DND denies F-35 flaw claims
Landing on North's air strips 'absolutely no problem': air force
The Canadian military is denying a media report that there are flaws in the F-35 stealth fighter jets the Conservative government has agreed to spend billions to purchase.
Department of National Defence staff criss-crossed the country on Monday, pitching the need for the jets to local reporters from Vancouver to Halifax.
Maj.-Gen. Tom Lawson, assistant chief of the air staff, told CBC News in Mississauga, Ont., that he wants to "de-lie" many myths floating around about the F-35s.
"It's important to us that Canadians have the facts," Lawson said. "Landing on airports up in the North is absolutely no problem at all."
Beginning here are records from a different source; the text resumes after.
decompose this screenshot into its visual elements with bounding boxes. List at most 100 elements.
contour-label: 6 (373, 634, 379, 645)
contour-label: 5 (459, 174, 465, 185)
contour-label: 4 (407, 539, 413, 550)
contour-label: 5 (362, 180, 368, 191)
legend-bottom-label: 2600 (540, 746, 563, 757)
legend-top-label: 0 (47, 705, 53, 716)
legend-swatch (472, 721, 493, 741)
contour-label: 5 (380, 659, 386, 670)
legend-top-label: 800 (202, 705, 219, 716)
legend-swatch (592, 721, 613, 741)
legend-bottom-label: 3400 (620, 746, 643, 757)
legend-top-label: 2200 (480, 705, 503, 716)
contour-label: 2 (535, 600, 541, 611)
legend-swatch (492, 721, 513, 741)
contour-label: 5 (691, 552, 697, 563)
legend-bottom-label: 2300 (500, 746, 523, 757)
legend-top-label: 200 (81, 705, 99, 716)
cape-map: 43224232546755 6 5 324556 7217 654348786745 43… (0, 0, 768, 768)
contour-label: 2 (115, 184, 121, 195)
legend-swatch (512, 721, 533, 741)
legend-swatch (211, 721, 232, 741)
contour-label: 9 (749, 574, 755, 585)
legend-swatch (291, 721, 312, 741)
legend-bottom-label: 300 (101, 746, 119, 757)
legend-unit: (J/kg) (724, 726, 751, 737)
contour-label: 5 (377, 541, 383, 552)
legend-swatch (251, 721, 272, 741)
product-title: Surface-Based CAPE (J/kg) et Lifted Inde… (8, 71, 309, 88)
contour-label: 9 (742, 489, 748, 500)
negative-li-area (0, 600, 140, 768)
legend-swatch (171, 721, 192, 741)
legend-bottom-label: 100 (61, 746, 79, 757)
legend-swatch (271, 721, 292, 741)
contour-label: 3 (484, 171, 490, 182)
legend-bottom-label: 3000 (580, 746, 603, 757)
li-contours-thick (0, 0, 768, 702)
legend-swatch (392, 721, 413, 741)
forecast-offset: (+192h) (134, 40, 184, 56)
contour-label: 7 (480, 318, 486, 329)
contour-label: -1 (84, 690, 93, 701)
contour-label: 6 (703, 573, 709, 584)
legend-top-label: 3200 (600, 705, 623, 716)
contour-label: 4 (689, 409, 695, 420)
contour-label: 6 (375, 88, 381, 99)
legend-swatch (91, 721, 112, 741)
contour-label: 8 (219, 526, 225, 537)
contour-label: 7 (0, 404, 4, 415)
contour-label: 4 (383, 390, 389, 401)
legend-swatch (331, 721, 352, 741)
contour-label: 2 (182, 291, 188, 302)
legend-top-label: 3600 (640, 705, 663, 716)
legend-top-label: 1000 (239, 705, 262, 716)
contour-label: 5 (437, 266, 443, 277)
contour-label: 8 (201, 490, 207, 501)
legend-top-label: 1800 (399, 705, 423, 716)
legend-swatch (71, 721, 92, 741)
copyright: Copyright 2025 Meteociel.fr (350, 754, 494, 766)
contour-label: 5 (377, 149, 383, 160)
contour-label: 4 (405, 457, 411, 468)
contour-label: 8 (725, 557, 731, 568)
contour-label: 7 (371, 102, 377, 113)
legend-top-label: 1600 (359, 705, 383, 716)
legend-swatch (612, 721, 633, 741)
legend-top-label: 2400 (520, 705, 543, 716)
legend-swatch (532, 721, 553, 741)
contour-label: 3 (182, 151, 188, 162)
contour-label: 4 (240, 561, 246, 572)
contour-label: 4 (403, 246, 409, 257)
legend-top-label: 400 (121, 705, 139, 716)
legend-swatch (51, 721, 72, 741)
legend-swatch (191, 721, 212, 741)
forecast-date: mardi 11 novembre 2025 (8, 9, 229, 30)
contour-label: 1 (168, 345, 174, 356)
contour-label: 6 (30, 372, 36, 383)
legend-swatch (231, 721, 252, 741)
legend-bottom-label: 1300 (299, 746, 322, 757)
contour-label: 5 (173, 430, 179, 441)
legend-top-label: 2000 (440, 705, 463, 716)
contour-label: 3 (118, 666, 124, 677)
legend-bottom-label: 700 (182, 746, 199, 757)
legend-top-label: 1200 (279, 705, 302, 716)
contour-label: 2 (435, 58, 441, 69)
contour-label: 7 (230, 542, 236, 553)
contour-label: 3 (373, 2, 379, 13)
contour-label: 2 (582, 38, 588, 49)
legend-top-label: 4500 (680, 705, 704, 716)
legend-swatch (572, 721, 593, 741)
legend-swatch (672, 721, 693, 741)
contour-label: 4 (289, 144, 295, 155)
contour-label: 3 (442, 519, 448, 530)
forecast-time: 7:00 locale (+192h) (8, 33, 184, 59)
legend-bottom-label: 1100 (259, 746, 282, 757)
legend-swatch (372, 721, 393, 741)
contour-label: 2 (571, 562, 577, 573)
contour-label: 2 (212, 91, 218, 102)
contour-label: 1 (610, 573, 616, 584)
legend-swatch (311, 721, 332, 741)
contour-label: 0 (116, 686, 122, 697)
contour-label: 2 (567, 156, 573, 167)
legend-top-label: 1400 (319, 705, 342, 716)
The Ottawa Citizen report also said DND officials were looking at having the F-35 manufacturer, Lockheed Martin, install a "drag" parachute on the aircraft to slow them down when they land on short runways.
Canada agreed late last year to spend $16 billion to purchase up to 65 F-35s — the biggest single military purchase in the country's history.
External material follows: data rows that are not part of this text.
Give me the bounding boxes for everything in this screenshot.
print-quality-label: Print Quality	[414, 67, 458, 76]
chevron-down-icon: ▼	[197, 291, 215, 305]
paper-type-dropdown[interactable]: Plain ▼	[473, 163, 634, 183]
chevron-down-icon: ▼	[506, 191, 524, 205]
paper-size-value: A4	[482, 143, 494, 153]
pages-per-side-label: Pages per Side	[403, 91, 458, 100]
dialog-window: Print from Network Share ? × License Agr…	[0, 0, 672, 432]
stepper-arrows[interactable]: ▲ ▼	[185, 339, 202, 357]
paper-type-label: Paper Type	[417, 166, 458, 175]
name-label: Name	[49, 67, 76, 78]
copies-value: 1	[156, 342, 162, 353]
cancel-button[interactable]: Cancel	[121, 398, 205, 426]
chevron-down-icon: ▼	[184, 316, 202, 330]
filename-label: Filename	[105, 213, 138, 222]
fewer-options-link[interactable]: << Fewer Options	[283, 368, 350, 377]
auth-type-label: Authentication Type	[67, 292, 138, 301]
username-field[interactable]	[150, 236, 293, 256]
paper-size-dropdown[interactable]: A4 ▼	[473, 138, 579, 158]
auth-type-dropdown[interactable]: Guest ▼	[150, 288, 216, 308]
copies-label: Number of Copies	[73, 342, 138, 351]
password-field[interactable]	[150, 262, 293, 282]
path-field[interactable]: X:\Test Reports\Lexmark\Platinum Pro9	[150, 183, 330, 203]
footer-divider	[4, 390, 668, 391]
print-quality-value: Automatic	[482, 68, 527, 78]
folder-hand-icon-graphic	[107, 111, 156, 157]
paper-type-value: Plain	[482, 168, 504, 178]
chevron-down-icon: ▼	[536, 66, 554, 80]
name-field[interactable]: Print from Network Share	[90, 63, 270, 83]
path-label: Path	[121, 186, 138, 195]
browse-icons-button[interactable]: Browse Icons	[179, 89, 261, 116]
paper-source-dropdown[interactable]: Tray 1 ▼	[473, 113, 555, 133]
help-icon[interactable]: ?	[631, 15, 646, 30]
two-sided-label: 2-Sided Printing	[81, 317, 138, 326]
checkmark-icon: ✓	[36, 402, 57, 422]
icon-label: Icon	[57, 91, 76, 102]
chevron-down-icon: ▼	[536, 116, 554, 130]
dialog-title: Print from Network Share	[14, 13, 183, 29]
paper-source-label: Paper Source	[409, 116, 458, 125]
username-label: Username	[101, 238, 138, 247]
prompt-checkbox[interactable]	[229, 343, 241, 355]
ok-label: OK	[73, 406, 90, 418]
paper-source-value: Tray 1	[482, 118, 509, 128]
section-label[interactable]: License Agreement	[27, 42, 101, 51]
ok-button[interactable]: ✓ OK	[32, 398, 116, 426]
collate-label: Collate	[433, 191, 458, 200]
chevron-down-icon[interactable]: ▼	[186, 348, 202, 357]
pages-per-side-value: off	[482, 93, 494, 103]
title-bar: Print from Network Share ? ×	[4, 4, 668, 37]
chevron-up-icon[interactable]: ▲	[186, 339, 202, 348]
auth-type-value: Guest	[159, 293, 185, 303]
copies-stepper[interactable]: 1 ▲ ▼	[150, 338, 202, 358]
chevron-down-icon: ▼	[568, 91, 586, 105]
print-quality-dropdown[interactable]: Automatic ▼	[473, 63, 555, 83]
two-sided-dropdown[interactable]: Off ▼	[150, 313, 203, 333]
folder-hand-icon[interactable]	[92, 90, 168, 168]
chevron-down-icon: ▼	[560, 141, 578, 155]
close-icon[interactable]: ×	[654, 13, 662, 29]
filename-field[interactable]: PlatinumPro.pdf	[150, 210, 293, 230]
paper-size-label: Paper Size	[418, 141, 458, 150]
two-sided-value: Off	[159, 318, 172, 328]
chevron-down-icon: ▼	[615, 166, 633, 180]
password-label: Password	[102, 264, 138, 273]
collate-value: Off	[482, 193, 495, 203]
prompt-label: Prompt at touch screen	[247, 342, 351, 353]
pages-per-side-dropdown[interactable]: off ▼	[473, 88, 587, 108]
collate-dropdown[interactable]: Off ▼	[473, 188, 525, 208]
The Conservatives have defended the purchase, saying they are the only aircraft to meet the future needs of Canada's military and will also result in $12 billion in spinoff contracts for the country's aviation industry.
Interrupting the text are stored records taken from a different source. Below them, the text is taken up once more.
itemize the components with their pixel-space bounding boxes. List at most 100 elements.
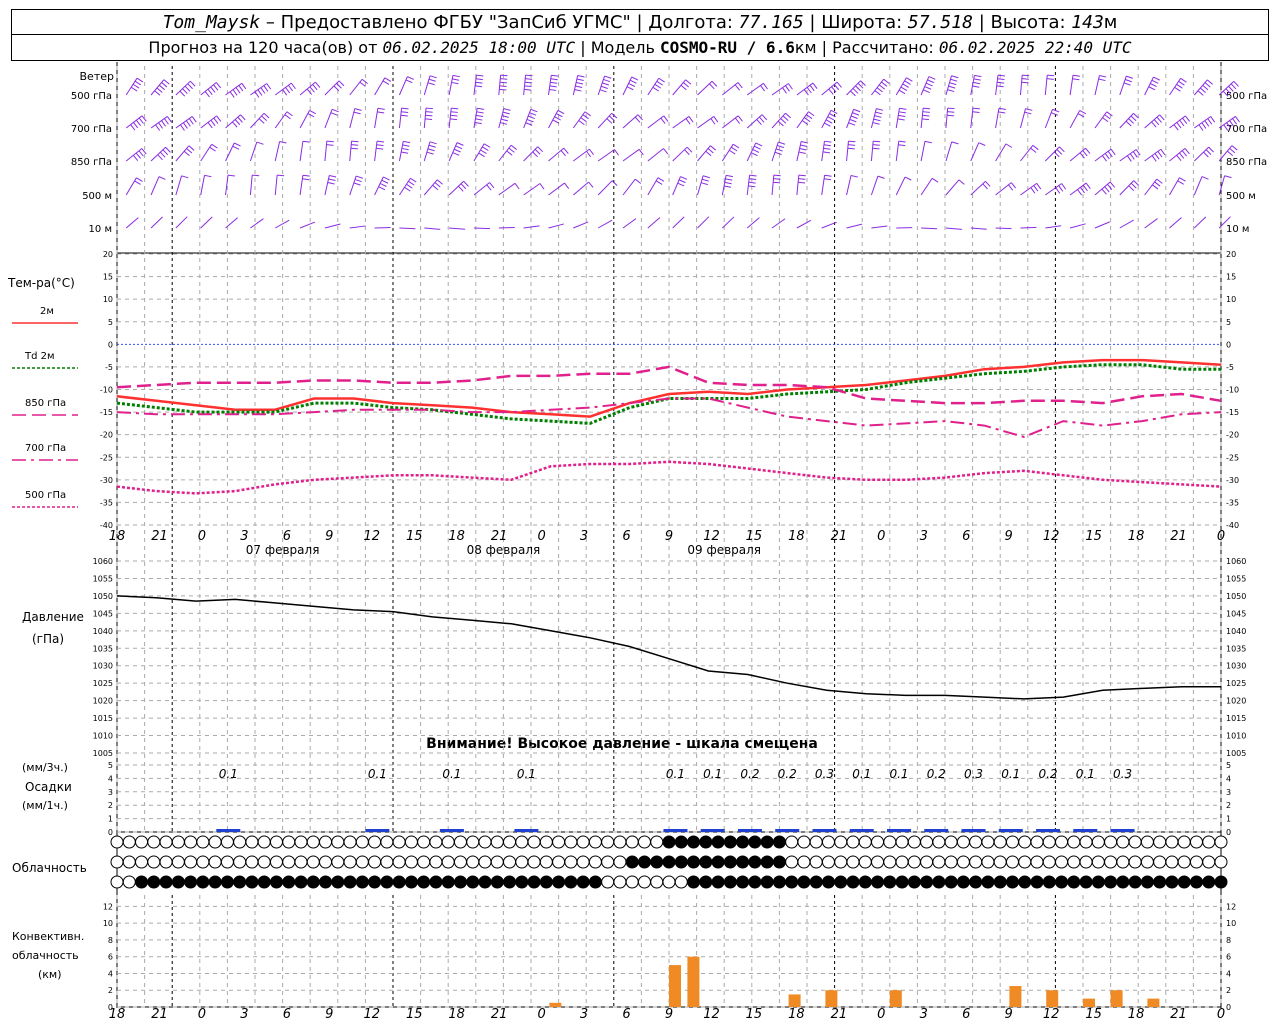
wind-barb bbox=[423, 108, 427, 129]
cloud-circle bbox=[1079, 855, 1093, 869]
wind-barb bbox=[548, 147, 565, 162]
wind-barb-flag bbox=[1153, 119, 1160, 126]
cloud-circle bbox=[368, 855, 382, 869]
cloud-circle bbox=[343, 835, 357, 849]
wind-barb-flag bbox=[685, 118, 691, 125]
wind-barb-flag bbox=[1104, 186, 1110, 193]
wind-barb-flag bbox=[1025, 108, 1033, 111]
wind-barb-flag bbox=[307, 113, 315, 118]
wind-barb-flag bbox=[701, 178, 709, 182]
pressure-tick-label-right: 1060 bbox=[1226, 557, 1246, 566]
wind-barb bbox=[125, 148, 143, 162]
wind-barb bbox=[945, 141, 953, 162]
wind-barb-flag bbox=[186, 148, 193, 154]
wind-barb-flag bbox=[1008, 184, 1014, 191]
wind-barb-flag bbox=[136, 177, 143, 182]
wind-barb-flag bbox=[685, 79, 692, 85]
wind-barb-flag bbox=[227, 174, 236, 177]
wind-barb-flag bbox=[379, 183, 387, 187]
cloud-circle bbox=[159, 835, 173, 849]
wind-barb-flag bbox=[164, 118, 169, 125]
pressure-tick-label-right: 1030 bbox=[1226, 662, 1246, 671]
conv-bar bbox=[788, 994, 801, 1007]
wind-barb bbox=[622, 148, 640, 162]
wind-barb bbox=[225, 142, 235, 162]
wind-barb-flag bbox=[506, 150, 513, 156]
cloud-circle bbox=[147, 855, 161, 869]
wind-barb-flag bbox=[577, 74, 585, 78]
wind-barb-flag bbox=[257, 89, 263, 96]
cloud-circle bbox=[1140, 835, 1154, 849]
wind-barb-flag bbox=[928, 76, 936, 80]
wind-barb-flag bbox=[458, 185, 464, 192]
wind-barb bbox=[821, 141, 825, 162]
wind-barb-flag bbox=[996, 85, 1004, 88]
wind-barb bbox=[1045, 225, 1062, 229]
precip-bar bbox=[849, 829, 874, 832]
hour-tick-label: 12 bbox=[363, 529, 380, 544]
cloud-circle bbox=[674, 835, 688, 849]
wind-barb-flag bbox=[924, 86, 932, 90]
cloud-circle bbox=[1153, 875, 1167, 889]
wind-barb-flag bbox=[1178, 80, 1185, 86]
precip-bar bbox=[365, 829, 390, 832]
cloud-circle bbox=[294, 835, 308, 849]
wind-barb-flag bbox=[1151, 79, 1159, 84]
precip-amount-label: 0.1 bbox=[703, 767, 722, 781]
date-label: 08 февраля bbox=[467, 543, 541, 557]
wind-barb-flag bbox=[234, 119, 241, 126]
wind-barb bbox=[398, 76, 408, 96]
wind-barb-flag bbox=[828, 88, 834, 95]
cloud-circle bbox=[306, 835, 320, 849]
wind-barb-flag bbox=[405, 79, 413, 84]
wind-barb-flag bbox=[660, 117, 666, 124]
wind-barb-flag bbox=[1199, 87, 1206, 93]
cloud-circle bbox=[711, 855, 725, 869]
wind-barb-flag bbox=[452, 74, 460, 78]
wind-barb-flag bbox=[560, 150, 566, 157]
cloud-circle bbox=[637, 855, 651, 869]
wind-barb-flag bbox=[1101, 155, 1107, 162]
wind-barb-flag bbox=[263, 85, 269, 92]
cloud-circle bbox=[846, 855, 860, 869]
cloud-circle bbox=[576, 855, 590, 869]
cloud-circle bbox=[1116, 835, 1130, 849]
cloud-circle bbox=[1079, 875, 1093, 889]
wind-barb-flag bbox=[634, 116, 641, 123]
wind-barb-flag bbox=[898, 144, 906, 147]
wind-barb-flag bbox=[972, 111, 980, 113]
wind-barb-flag bbox=[1085, 147, 1091, 154]
wind-barb-flag bbox=[780, 118, 787, 124]
wind-barb-flag bbox=[329, 174, 337, 178]
wind-barb-flag bbox=[848, 122, 856, 126]
wind-barb-flag bbox=[707, 148, 714, 154]
wind-barb bbox=[846, 80, 861, 96]
conv-bar bbox=[1110, 990, 1123, 1007]
wind-barb bbox=[771, 141, 779, 162]
cloud-circle bbox=[453, 875, 467, 889]
cloud-circle bbox=[196, 875, 210, 889]
wind-barb-flag bbox=[376, 144, 384, 147]
cloud-circle bbox=[466, 835, 480, 849]
wind-barb-flag bbox=[982, 183, 988, 190]
cloud-circle bbox=[1055, 855, 1069, 869]
cloud-circle bbox=[1018, 875, 1032, 889]
wind-barb-flag bbox=[361, 78, 368, 84]
wind-barb-flag bbox=[529, 112, 537, 116]
wind-barb-flag bbox=[873, 118, 881, 122]
wind-barb bbox=[895, 176, 906, 196]
conv-bar bbox=[889, 990, 902, 1007]
wind-barb-flag bbox=[823, 144, 831, 147]
cloud-circle bbox=[527, 855, 541, 869]
cloud-circle bbox=[907, 835, 921, 849]
wind-barb-flag bbox=[629, 79, 637, 84]
hour-tick-label: 3 bbox=[920, 1007, 928, 1022]
wind-barb bbox=[1069, 110, 1081, 129]
wind-barb-flag bbox=[678, 179, 686, 184]
cloud-circle bbox=[1177, 875, 1191, 889]
cloud-circle bbox=[110, 875, 124, 889]
cloud-circle bbox=[711, 835, 725, 849]
cloud-circle bbox=[184, 855, 198, 869]
wind-barb-flag bbox=[812, 82, 818, 90]
wind-barb bbox=[921, 227, 938, 230]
The Opposition Liberals have pledged to cancel the contract if elected to form a government. Liberal Leader Michael Ignatieff vowed to open a competitive bidding process for replacing Canada's aging fleet of CF-18s, which were recently refurbished.
Liberal MP Marc Garneau, his party's industry, science and technology critic, raised the report in the Commons on Monday to accuse Defence Minister Peter MacKay of misleading Canadians on how much the jets will cost.
"It's getting more expensive every day," Garneau told the House. "Today we discovered that his plane can't be refuelled except by paying hundreds of millions of dollars more. How many hundreds more?"
MacKay replied that any modifications for refuelling will be done within the current budget for the F-35s.
Aviation expert Bill Sweetman said he believes neither the landing nor refuelling issues constitute the biggest problems facing the F-35 program.
Sweetman, the editor-in-chief of Defense Technology, told CBC News the F-35 has been plagued with delays and he doesn't know whether the jet will be delivered on time.